February 03, 2009

Fraud, Waste and Abuse

Hooray, contractors! Remember, kids: the free market is always more efficient than a government agency. So it's a good thing we out-sourced the most important national foreign policy initiatives in a generation.

After five years of investigations and 250,000 pages of audits, Stuart W. Bowen Jr. wishes he could say that the $50 billion cost of the U.S. reconstruction effort in Iraq was money accounted for and well spent.

"But that's just not happened," Bowen said.

Instead, the largest single-country relief and reconstruction project in U.S. history -- most of it done by private U.S. contractors -- was full of wasted funds, fraud and a lack of accountability under what Bowen, the congressionally mandated special inspector general for Iraq reconstruction, calls an "ad hoc-racy" of lax or nonexistent government planning and supervision.

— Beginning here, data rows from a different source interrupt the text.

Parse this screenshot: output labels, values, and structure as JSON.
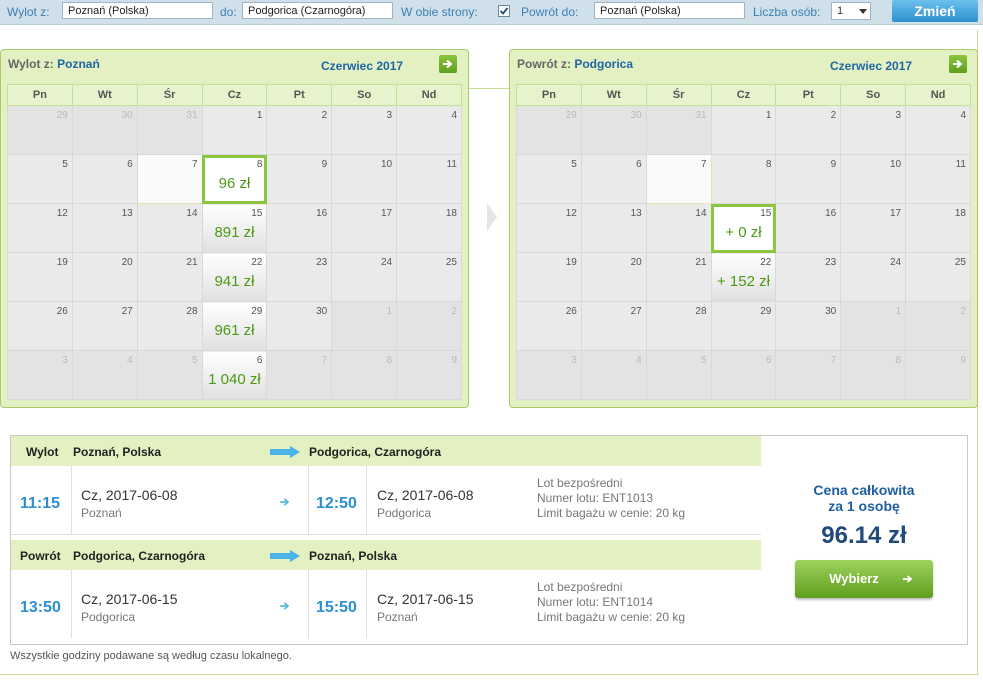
{
  "search": {
    "from_label": "Wylot z:",
    "from_value": "Poznań (Polska)",
    "to_label": "do:",
    "to_value": "Podgorica (Czarnogóra)",
    "roundtrip_label": "W obie strony:",
    "roundtrip_checked": true,
    "return_label": "Powrót do:",
    "return_value": "Poznań (Polska)",
    "persons_label": "Liczba osób:",
    "persons_value": "1",
    "change_button": "Zmień"
  },
  "weekdays": [
    "Pn",
    "Wt",
    "Śr",
    "Cz",
    "Pt",
    "So",
    "Nd"
  ],
  "outbound_calendar": {
    "title_prefix": "Wylot z:",
    "city": "Poznań",
    "month": "Czerwiec 2017",
    "weeks": [
      [
        {
          "d": "29",
          "s": "dim"
        },
        {
          "d": "30",
          "s": "dim"
        },
        {
          "d": "31",
          "s": "dim"
        },
        {
          "d": "1",
          "s": "cur"
        },
        {
          "d": "2",
          "s": "cur"
        },
        {
          "d": "3",
          "s": "cur"
        },
        {
          "d": "4",
          "s": "cur"
        }
      ],
      [
        {
          "d": "5",
          "s": "cur"
        },
        {
          "d": "6",
          "s": "cur"
        },
        {
          "d": "7",
          "s": "today"
        },
        {
          "d": "8",
          "s": "sel",
          "p": "96 zł"
        },
        {
          "d": "9",
          "s": "cur"
        },
        {
          "d": "10",
          "s": "cur"
        },
        {
          "d": "11",
          "s": "cur"
        }
      ],
      [
        {
          "d": "12",
          "s": "cur"
        },
        {
          "d": "13",
          "s": "cur"
        },
        {
          "d": "14",
          "s": "cur"
        },
        {
          "d": "15",
          "s": "price",
          "p": "891 zł"
        },
        {
          "d": "16",
          "s": "cur"
        },
        {
          "d": "17",
          "s": "cur"
        },
        {
          "d": "18",
          "s": "cur"
        }
      ],
      [
        {
          "d": "19",
          "s": "cur"
        },
        {
          "d": "20",
          "s": "cur"
        },
        {
          "d": "21",
          "s": "cur"
        },
        {
          "d": "22",
          "s": "price",
          "p": "941 zł"
        },
        {
          "d": "23",
          "s": "cur"
        },
        {
          "d": "24",
          "s": "cur"
        },
        {
          "d": "25",
          "s": "cur"
        }
      ],
      [
        {
          "d": "26",
          "s": "cur"
        },
        {
          "d": "27",
          "s": "cur"
        },
        {
          "d": "28",
          "s": "cur"
        },
        {
          "d": "29",
          "s": "price",
          "p": "961 zł"
        },
        {
          "d": "30",
          "s": "cur"
        },
        {
          "d": "1",
          "s": "dim"
        },
        {
          "d": "2",
          "s": "dim"
        }
      ],
      [
        {
          "d": "3",
          "s": "dim"
        },
        {
          "d": "4",
          "s": "dim"
        },
        {
          "d": "5",
          "s": "dim"
        },
        {
          "d": "6",
          "s": "price",
          "p": "1 040 zł"
        },
        {
          "d": "7",
          "s": "dim"
        },
        {
          "d": "8",
          "s": "dim"
        },
        {
          "d": "9",
          "s": "dim"
        }
      ]
    ]
  },
  "return_calendar": {
    "title_prefix": "Powrót z:",
    "city": "Podgorica",
    "month": "Czerwiec 2017",
    "weeks": [
      [
        {
          "d": "29",
          "s": "dim"
        },
        {
          "d": "30",
          "s": "dim"
        },
        {
          "d": "31",
          "s": "dim"
        },
        {
          "d": "1",
          "s": "cur"
        },
        {
          "d": "2",
          "s": "cur"
        },
        {
          "d": "3",
          "s": "cur"
        },
        {
          "d": "4",
          "s": "cur"
        }
      ],
      [
        {
          "d": "5",
          "s": "cur"
        },
        {
          "d": "6",
          "s": "cur"
        },
        {
          "d": "7",
          "s": "today"
        },
        {
          "d": "8",
          "s": "cur"
        },
        {
          "d": "9",
          "s": "cur"
        },
        {
          "d": "10",
          "s": "cur"
        },
        {
          "d": "11",
          "s": "cur"
        }
      ],
      [
        {
          "d": "12",
          "s": "cur"
        },
        {
          "d": "13",
          "s": "cur"
        },
        {
          "d": "14",
          "s": "cur"
        },
        {
          "d": "15",
          "s": "sel",
          "p": "+ 0 zł"
        },
        {
          "d": "16",
          "s": "cur"
        },
        {
          "d": "17",
          "s": "cur"
        },
        {
          "d": "18",
          "s": "cur"
        }
      ],
      [
        {
          "d": "19",
          "s": "cur"
        },
        {
          "d": "20",
          "s": "cur"
        },
        {
          "d": "21",
          "s": "cur"
        },
        {
          "d": "22",
          "s": "price",
          "p": "+ 152 zł"
        },
        {
          "d": "23",
          "s": "cur"
        },
        {
          "d": "24",
          "s": "cur"
        },
        {
          "d": "25",
          "s": "cur"
        }
      ],
      [
        {
          "d": "26",
          "s": "cur"
        },
        {
          "d": "27",
          "s": "cur"
        },
        {
          "d": "28",
          "s": "cur"
        },
        {
          "d": "29",
          "s": "cur"
        },
        {
          "d": "30",
          "s": "cur"
        },
        {
          "d": "1",
          "s": "dim"
        },
        {
          "d": "2",
          "s": "dim"
        }
      ],
      [
        {
          "d": "3",
          "s": "dim"
        },
        {
          "d": "4",
          "s": "dim"
        },
        {
          "d": "5",
          "s": "dim"
        },
        {
          "d": "6",
          "s": "dim"
        },
        {
          "d": "7",
          "s": "dim"
        },
        {
          "d": "8",
          "s": "dim"
        },
        {
          "d": "9",
          "s": "dim"
        }
      ]
    ]
  },
  "summary": {
    "outbound": {
      "label": "Wylot",
      "from": "Poznań, Polska",
      "to": "Podgorica, Czarnogóra",
      "dep_time": "11:15",
      "dep_date": "Cz, 2017-06-08",
      "dep_city": "Poznań",
      "arr_time": "12:50",
      "arr_date": "Cz, 2017-06-08",
      "arr_city": "Podgorica",
      "info1": "Lot bezpośredni",
      "info2": "Numer lotu: ENT1013",
      "info3": "Limit bagażu w cenie: 20 kg"
    },
    "return": {
      "label": "Powrót",
      "from": "Podgorica, Czarnogóra",
      "to": "Poznań, Polska",
      "dep_time": "13:50",
      "dep_date": "Cz, 2017-06-15",
      "dep_city": "Podgorica",
      "arr_time": "15:50",
      "arr_date": "Cz, 2017-06-15",
      "arr_city": "Poznań",
      "info1": "Lot bezpośredni",
      "info2": "Numer lotu: ENT1014",
      "info3": "Limit bagażu w cenie: 20 kg"
    },
    "total_label_1": "Cena całkowita",
    "total_label_2": "za 1 osobę",
    "total_price": "96.14 zł",
    "select_button": "Wybierz"
  },
  "footnote": "Wszystkie godziny podawane są według czasu lokalnego.",
  "colors": {
    "accent_green": "#8cc63f",
    "price_green": "#4c9a15",
    "time_blue": "#2b8fd1",
    "title_blue": "#1f66a4"
  }
}
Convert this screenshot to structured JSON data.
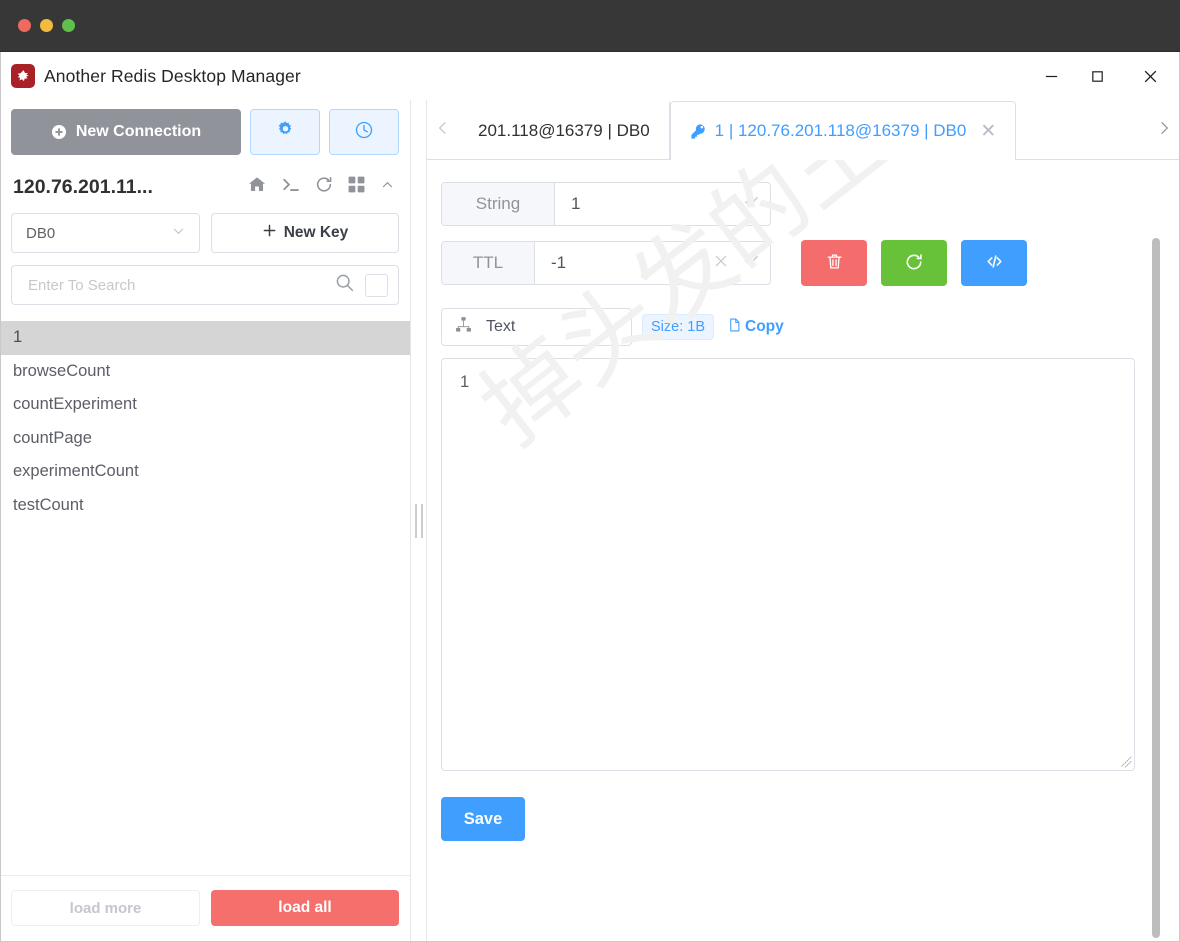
{
  "window": {
    "app_title": "Another Redis Desktop Manager",
    "logo_icon": "redis-logo-icon",
    "controls": {
      "minimize": "minimize-icon",
      "maximize": "maximize-icon",
      "close": "close-icon"
    },
    "traffic_lights": [
      "close-dot",
      "minimize-dot",
      "zoom-dot"
    ]
  },
  "sidebar": {
    "new_connection_label": "New Connection",
    "settings_icon": "gear-icon",
    "history_icon": "clock-icon",
    "connection_name": "120.76.201.11...",
    "connection_icons": [
      "home-icon",
      "terminal-icon",
      "refresh-icon",
      "grid-icon",
      "chevron-up-icon"
    ],
    "db_selected": "DB0",
    "new_key_label": "New Key",
    "search_placeholder": "Enter To Search",
    "search_value": "",
    "search_icon": "search-icon",
    "search_checkbox": "exact-match-checkbox",
    "keys": [
      {
        "label": "1",
        "selected": true
      },
      {
        "label": "browseCount",
        "selected": false
      },
      {
        "label": "countExperiment",
        "selected": false
      },
      {
        "label": "countPage",
        "selected": false
      },
      {
        "label": "experimentCount",
        "selected": false
      },
      {
        "label": "testCount",
        "selected": false
      }
    ],
    "load_more_label": "load more",
    "load_all_label": "load all"
  },
  "tabs": {
    "prev_arrow": "chevron-left-icon",
    "next_arrow": "chevron-right-icon",
    "items": [
      {
        "label": "201.118@16379 | DB0",
        "active": false,
        "closable": false
      },
      {
        "label": "1 | 120.76.201.118@16379 | DB0",
        "active": true,
        "closable": true,
        "key_icon": "key-icon",
        "close_icon": "close-icon"
      }
    ]
  },
  "editor": {
    "type_label": "String",
    "key_name": "1",
    "key_confirm_icon": "check-icon",
    "ttl_label": "TTL",
    "ttl_value": "-1",
    "ttl_clear_icon": "close-icon",
    "ttl_confirm_icon": "check-icon",
    "actions": {
      "delete_icon": "trash-icon",
      "reload_icon": "refresh-icon",
      "code_icon": "code-icon"
    },
    "format_icon": "sitemap-icon",
    "format_selected": "Text",
    "size_badge": "Size: 1B",
    "copy_label": "Copy",
    "copy_icon": "document-icon",
    "value_text": "1",
    "save_label": "Save",
    "watermark_text": "掉头发的王富贵"
  },
  "colors": {
    "accent_blue": "#409eff",
    "danger_red": "#f56c6c",
    "success_green": "#67c23a",
    "load_all_red": "#f5706c",
    "new_connection_gray": "#909399",
    "selected_key_bg": "#d5d5d5",
    "titlebar_dark": "#373737"
  }
}
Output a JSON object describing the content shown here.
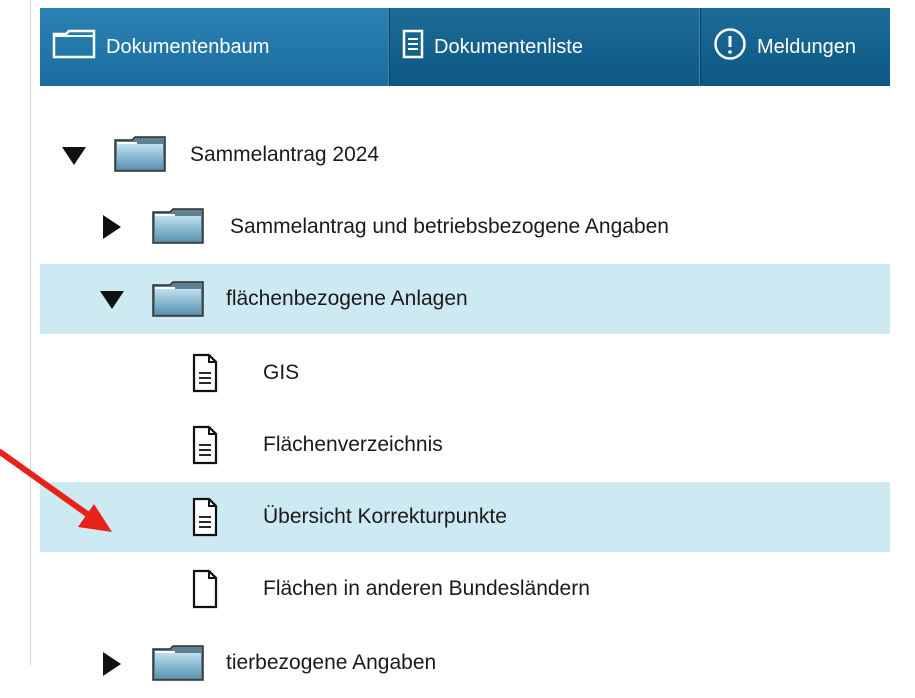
{
  "tabs": [
    {
      "label": "Dokumentenbaum",
      "icon": "folder-icon"
    },
    {
      "label": "Dokumentenliste",
      "icon": "list-document-icon"
    },
    {
      "label": "Meldungen",
      "icon": "exclamation-circle-icon"
    }
  ],
  "tree": {
    "root": {
      "label": "Sammelantrag 2024",
      "expanded": true
    },
    "items": [
      {
        "label": "Sammelantrag und betriebsbezogene Angaben",
        "type": "folder",
        "expanded": false
      },
      {
        "label": "flächenbezogene Anlagen",
        "type": "folder",
        "expanded": true
      },
      {
        "label": "GIS",
        "type": "document"
      },
      {
        "label": "Flächenverzeichnis",
        "type": "document"
      },
      {
        "label": "Übersicht Korrekturpunkte",
        "type": "document",
        "selected": true
      },
      {
        "label": "Flächen in anderen Bundesländern",
        "type": "document-empty"
      },
      {
        "label": "tierbezogene Angaben",
        "type": "folder",
        "expanded": false
      }
    ]
  },
  "colors": {
    "tabbar": "#0d5784",
    "selected_row": "#cde9f2",
    "annotation_arrow": "#e8221b"
  }
}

And despite the Iraq experience, he said, the United States is making many of the same mistakes again in Afghanistan, where U.S. reconstruction expenditures stand at more than $30 billion and counting.

"It's too late to do the structural part and make it quickly applicable to Afghanistan," Bowen said in an interview last week. None of the substantive changes in oversight, contracting and reconstruction planning or personnel assignments that Congress, auditors and outside experts proposed as the Iraq debacle unfolded has been implemented in Afghanistan.